Thursday 9 October was a gloriously sunny day, just perfect for cycling. We tossed up whether we should ride the Rimutaka Rail Trail or ride to Pencarrow. We decided on Rimutaka, as we thought we’d better do some hills.

From previous experience, we knew that the summit plateau is a beautiful place for a picnic, so we stopped at Brown Owl to get some Subway mini subs for our lunch, before heading to the start of the trail.

We last rode this trail in June, when the sun was low and much of the track was in the shade. Now, it was beautifully sunny and along the edge of the track the rangiora shrubs were flowering. The flowers grow in clusters and are very small. Most were still in bud.

The tiny flowers of rangiora (Brachyglottis repanda) have yet to open

The leaves of the rangiora (Brachyglottis repanda) are glossy on the top, but soft and fuzzy on the back, which has earned them the name of “bushman’s friend”, as they were used as toilet paper by early settlers. Māori have also used the leaves as poultices for wounds. A very useful plant!

Some sections of the track go under the canopy of pine trees. In some places it was strewn with debris and pine cones, as we’d had galeforce winds a few days earlier, but there was a beautiful scent from the trees.

A tiny waterfall provides perfect growing conditions for many mosses (photo by John)

The Pakuratahi River, from Ladle Bend Bridge (photo by John)

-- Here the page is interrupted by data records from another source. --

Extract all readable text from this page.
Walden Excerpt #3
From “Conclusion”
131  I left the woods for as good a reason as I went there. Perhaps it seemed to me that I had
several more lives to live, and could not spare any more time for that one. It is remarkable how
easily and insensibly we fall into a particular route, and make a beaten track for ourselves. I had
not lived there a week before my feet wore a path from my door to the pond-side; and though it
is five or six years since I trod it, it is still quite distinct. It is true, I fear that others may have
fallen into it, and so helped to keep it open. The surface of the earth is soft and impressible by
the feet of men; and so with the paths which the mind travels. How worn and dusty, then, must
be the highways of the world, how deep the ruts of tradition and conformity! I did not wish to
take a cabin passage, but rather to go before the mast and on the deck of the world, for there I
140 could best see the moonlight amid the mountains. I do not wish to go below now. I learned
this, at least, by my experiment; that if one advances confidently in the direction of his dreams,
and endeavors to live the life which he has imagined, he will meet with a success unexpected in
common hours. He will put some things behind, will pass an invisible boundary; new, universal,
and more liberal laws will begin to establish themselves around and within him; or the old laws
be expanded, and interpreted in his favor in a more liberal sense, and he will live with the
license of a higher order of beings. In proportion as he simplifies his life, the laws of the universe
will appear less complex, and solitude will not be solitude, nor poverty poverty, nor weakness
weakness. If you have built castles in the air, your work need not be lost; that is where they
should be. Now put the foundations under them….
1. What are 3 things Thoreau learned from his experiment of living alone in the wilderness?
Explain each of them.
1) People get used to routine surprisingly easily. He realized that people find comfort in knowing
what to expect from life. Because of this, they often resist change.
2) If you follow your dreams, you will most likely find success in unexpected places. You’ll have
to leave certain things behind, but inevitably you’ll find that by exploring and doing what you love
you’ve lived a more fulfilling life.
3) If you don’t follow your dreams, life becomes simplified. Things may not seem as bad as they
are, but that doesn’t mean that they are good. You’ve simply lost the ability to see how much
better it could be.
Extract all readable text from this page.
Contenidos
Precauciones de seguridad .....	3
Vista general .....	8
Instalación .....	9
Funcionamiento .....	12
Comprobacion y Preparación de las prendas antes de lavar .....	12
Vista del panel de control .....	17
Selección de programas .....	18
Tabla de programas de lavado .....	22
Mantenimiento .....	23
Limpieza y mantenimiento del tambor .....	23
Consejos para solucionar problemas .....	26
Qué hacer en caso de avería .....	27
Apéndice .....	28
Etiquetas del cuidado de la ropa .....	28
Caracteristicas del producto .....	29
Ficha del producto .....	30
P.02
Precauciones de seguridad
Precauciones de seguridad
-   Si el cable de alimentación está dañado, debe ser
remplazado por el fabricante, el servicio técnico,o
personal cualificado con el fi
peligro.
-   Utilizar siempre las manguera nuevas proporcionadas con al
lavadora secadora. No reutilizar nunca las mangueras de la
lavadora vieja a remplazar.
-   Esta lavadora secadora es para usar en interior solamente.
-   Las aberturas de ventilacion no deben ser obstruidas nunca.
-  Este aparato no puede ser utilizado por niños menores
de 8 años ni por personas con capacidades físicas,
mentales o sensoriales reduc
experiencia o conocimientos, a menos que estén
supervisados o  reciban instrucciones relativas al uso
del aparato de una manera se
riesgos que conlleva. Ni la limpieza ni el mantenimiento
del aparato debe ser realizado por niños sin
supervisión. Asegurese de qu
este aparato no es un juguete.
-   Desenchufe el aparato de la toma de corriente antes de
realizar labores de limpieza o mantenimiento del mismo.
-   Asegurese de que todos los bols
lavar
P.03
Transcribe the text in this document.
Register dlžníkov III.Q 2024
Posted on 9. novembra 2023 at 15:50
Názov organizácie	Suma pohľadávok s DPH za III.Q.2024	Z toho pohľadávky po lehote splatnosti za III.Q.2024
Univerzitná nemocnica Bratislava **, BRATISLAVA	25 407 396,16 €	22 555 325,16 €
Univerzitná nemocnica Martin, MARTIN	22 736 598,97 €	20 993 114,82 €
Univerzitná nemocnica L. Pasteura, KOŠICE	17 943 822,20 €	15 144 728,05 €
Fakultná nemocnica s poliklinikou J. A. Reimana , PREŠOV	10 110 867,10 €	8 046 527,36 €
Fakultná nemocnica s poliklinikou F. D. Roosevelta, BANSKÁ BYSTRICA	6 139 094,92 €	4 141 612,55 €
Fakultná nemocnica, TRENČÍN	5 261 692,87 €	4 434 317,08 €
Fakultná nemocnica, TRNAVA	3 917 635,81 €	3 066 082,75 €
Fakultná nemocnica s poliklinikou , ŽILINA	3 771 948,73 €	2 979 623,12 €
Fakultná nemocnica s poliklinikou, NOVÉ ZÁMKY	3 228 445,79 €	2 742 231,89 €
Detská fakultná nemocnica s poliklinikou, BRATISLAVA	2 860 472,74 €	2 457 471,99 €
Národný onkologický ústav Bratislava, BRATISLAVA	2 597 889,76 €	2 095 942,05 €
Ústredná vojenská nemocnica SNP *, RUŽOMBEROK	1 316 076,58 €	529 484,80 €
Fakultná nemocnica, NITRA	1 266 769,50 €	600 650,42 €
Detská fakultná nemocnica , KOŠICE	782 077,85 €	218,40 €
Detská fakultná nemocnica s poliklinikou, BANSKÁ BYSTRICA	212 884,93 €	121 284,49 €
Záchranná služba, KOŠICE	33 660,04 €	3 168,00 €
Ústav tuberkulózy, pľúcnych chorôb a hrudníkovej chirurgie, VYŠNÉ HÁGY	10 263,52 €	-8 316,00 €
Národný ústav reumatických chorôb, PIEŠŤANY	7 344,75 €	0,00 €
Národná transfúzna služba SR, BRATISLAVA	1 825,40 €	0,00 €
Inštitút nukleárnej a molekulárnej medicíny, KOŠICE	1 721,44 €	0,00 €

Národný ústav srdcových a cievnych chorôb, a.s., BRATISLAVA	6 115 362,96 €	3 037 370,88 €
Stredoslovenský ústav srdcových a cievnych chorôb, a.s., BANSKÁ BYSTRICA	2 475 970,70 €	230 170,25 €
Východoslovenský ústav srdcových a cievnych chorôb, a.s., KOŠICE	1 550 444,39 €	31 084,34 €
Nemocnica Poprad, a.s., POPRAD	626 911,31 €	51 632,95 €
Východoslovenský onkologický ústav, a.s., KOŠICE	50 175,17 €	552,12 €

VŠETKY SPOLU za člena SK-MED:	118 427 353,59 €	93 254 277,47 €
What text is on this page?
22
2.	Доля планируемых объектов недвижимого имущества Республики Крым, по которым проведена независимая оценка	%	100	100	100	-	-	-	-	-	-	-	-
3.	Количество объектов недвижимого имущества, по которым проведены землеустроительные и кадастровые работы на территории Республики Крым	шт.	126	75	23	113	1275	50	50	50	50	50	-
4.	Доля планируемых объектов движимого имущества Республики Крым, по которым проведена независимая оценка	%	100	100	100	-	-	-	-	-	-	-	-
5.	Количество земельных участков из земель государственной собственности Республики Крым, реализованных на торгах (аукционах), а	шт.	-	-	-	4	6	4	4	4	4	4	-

The track climbs high above the river, under the pine trees. I found it a lot easier with my modified gearing, and I was able to stay in the middle gear all the way.

Much easier in the middle gear now (photo by John)

There’s a lovely view to the river through the trees (photo by John)

The ride to the summit – 10 km – takes just an hour. We did not go down the other side. We’ve tried it once before and didn’t like it because of the long, very dark tunnel, and the steepness and roughness of the track.

So we sat in the sun and ate our somewhat squashed mini subs – thanks to my jacket having been stuffed on top of them in my pannier.

As we were about to leave, a woman and her three teenagers arrived and stopped for a chat. They were going down to the Wairarapa side, where her partner would be meeting them. She offered to take a photo of us both.

At the Rimutaka Summit (photo by another cyclist, with John’s camera)

The rusting remains of train engines at the Summit

The return ride back to the car took less than an hour. We had done 20 km.